2005-05-23

Studien zum Einfluss von US-Bloggern mit verhaltenen Ergebnissen

--- Vom Pew Internet & American Life Project gibt es neue Studien zum Einfluss von Blogs und die so genannten Impact-Blogs. Da ist zum einen ein Report zum Einfluss des Internet allgemein und der Blogger auf die US-Präsidentschaftswahlen 2004: Did internet use make a difference in the 2004 presidential race? Yes. The most successful campaigns relied on it to gain advantages over their competitors. The numbers of adult Americans who relied on the internet to learn about the campaigns, to help make up their minds, to help others make up theirs, and to register and vote is simply too large relative to the final margin to think otherwise. Aus dem Report selbst: 24% say they went most often to get campaign news to candidate Web sites, sites that specialize in politics, issue-oriented Web sites, government Web sites, and a smattering of other sources such as blogs or non-mainstream news sites.
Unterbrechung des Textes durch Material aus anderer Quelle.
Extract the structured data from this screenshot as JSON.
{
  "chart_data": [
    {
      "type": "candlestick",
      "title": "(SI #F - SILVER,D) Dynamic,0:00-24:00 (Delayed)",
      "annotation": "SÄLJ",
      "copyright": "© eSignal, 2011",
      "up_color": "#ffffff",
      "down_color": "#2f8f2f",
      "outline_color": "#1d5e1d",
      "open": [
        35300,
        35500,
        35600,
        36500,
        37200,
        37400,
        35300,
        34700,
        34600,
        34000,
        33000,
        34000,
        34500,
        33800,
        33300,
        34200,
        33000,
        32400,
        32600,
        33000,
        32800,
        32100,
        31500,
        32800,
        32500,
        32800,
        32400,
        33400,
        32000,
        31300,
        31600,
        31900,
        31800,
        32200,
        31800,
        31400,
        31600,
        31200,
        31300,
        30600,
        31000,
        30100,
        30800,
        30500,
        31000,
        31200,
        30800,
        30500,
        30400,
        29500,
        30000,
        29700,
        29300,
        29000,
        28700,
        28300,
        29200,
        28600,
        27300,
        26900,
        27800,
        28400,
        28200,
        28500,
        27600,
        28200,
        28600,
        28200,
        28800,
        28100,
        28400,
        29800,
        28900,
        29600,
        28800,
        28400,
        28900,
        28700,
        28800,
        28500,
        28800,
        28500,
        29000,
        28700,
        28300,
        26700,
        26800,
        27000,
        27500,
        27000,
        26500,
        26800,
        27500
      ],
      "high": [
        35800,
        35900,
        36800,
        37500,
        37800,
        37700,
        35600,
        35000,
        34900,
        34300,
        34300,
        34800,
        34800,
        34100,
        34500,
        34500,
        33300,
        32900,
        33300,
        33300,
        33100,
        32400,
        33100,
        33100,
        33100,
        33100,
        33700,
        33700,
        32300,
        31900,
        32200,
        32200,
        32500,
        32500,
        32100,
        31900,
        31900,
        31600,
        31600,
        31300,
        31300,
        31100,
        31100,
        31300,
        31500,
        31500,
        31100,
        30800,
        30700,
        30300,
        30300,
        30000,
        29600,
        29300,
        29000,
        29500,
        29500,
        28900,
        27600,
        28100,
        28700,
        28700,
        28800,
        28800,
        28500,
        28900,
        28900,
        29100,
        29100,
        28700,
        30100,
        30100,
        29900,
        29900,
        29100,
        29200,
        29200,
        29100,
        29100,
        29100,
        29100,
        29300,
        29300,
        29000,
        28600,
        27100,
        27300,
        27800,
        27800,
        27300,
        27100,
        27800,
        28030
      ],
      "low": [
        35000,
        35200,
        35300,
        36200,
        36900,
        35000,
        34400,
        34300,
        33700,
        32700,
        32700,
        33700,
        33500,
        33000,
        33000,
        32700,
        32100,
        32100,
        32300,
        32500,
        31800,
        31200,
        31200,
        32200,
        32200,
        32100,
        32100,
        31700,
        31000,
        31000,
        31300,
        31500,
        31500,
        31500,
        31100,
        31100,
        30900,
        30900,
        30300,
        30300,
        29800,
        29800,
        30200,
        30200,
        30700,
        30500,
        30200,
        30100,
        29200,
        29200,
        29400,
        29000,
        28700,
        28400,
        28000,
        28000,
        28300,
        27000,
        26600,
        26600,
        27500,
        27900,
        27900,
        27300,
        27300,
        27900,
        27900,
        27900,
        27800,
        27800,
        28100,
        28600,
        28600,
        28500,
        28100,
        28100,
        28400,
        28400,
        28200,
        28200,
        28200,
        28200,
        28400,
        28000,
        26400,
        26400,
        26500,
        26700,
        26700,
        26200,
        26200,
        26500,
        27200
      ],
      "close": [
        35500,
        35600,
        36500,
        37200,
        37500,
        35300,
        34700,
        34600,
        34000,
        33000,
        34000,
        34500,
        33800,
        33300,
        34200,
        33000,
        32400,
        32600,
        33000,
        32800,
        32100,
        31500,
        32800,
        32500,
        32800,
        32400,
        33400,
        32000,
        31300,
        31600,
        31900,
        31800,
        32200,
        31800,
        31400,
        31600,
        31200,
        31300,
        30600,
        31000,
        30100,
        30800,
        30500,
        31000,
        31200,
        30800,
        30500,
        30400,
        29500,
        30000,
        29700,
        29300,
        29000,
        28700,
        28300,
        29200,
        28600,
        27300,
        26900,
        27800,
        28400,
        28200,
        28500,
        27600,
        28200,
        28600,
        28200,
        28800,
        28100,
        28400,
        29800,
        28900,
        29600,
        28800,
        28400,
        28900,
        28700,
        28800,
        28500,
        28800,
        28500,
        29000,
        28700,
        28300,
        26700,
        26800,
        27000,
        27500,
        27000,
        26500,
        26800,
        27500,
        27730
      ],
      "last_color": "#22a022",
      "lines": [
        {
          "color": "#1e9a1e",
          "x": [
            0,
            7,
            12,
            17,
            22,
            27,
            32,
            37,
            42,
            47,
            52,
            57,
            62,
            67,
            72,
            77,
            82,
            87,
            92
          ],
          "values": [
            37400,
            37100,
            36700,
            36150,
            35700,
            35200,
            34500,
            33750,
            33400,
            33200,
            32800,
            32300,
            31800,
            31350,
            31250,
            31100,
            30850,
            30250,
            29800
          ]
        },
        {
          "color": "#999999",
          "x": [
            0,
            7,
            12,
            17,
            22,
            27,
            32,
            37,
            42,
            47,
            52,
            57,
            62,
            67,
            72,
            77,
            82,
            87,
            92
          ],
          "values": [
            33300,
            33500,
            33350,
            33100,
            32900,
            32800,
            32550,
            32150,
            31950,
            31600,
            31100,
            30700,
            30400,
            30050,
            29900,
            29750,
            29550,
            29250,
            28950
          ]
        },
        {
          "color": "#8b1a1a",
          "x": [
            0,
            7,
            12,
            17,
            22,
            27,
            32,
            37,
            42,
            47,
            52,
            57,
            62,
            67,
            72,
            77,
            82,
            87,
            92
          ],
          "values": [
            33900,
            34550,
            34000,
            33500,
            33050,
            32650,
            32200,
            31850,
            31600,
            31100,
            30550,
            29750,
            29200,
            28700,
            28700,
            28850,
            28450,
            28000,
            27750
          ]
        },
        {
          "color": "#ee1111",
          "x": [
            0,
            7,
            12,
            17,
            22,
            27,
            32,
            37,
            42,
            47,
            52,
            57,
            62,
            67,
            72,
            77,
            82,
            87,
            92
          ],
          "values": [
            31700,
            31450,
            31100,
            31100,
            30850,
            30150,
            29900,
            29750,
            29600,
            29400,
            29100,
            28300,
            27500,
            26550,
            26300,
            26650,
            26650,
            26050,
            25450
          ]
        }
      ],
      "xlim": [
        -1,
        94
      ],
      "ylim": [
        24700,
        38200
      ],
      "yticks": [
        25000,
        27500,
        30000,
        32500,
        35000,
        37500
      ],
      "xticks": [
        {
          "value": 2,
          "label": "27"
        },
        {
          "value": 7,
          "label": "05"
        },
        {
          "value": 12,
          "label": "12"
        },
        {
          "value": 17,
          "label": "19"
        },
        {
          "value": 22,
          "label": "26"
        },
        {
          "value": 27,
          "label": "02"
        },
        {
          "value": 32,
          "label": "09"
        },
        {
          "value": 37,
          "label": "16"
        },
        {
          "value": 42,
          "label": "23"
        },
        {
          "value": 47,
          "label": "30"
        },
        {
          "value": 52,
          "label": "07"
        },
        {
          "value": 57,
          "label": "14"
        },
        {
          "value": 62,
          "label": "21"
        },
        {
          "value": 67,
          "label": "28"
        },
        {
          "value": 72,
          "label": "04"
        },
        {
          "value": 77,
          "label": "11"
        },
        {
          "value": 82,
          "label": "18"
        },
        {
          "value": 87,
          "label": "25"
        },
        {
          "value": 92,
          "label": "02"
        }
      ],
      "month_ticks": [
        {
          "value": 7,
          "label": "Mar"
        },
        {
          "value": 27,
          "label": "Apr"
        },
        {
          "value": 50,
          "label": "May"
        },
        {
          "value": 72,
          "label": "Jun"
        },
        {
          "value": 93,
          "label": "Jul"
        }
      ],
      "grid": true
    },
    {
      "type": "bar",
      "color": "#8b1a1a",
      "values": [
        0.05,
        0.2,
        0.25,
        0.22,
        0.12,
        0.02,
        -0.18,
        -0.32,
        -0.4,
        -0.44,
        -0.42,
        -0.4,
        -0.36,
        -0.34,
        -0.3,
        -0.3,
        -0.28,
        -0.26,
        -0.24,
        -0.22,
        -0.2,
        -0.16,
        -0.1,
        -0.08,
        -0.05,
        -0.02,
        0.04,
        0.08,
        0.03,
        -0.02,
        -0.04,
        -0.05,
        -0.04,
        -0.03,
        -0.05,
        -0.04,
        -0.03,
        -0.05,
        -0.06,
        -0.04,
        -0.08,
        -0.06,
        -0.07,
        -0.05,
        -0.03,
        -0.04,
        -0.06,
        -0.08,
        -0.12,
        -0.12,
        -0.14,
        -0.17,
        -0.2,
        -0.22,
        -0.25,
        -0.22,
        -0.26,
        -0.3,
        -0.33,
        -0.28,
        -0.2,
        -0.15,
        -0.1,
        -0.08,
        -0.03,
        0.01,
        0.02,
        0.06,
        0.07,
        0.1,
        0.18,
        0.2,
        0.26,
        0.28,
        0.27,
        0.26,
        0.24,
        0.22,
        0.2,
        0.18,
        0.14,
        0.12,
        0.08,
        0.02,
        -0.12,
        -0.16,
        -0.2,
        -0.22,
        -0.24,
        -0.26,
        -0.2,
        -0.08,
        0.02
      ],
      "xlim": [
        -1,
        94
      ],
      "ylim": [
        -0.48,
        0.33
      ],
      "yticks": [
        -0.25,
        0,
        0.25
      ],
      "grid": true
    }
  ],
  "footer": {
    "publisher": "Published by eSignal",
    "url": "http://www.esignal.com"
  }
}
So weit, so gut also.

Ein zweiter Pew-Report mit dem Titel Buzz, Blogs, and Beyond untersucht die "Macht der Blogs" genauer und kommt dabei zu recht vorsichtigen Schlussfolgerungen: A blog is a remarkably suitable place for buzz to form. A blogger can spark conversation with choice comments on documents drawn from the internet, and the conversation can build through the tools which make the blogosphere possible. But for a conversation to acquire the intense simultaneity of buzz, and for buzz to register with force in public affairs, requires a number of other factors to be present, few of which are likely to be at the disposal of a single blogger, or even a blogging collective, ready to activate at will. We are not ready to delineate those buzz and forceful buzz factors. We think that they have something to do with location within the mediascape (the general idea behind our blog-positioning hypothesis), and something to do with narrative fit as perceived by voices in all four channels, and as enacted by the players cast in the crucial roles (the general idea behind the notion of the incriminating meme in Rathergate). Noch könne man also nicht sagen, ob da eine neue "Fünfte Gewalt" in der Blogosphäre entsteht oder nicht.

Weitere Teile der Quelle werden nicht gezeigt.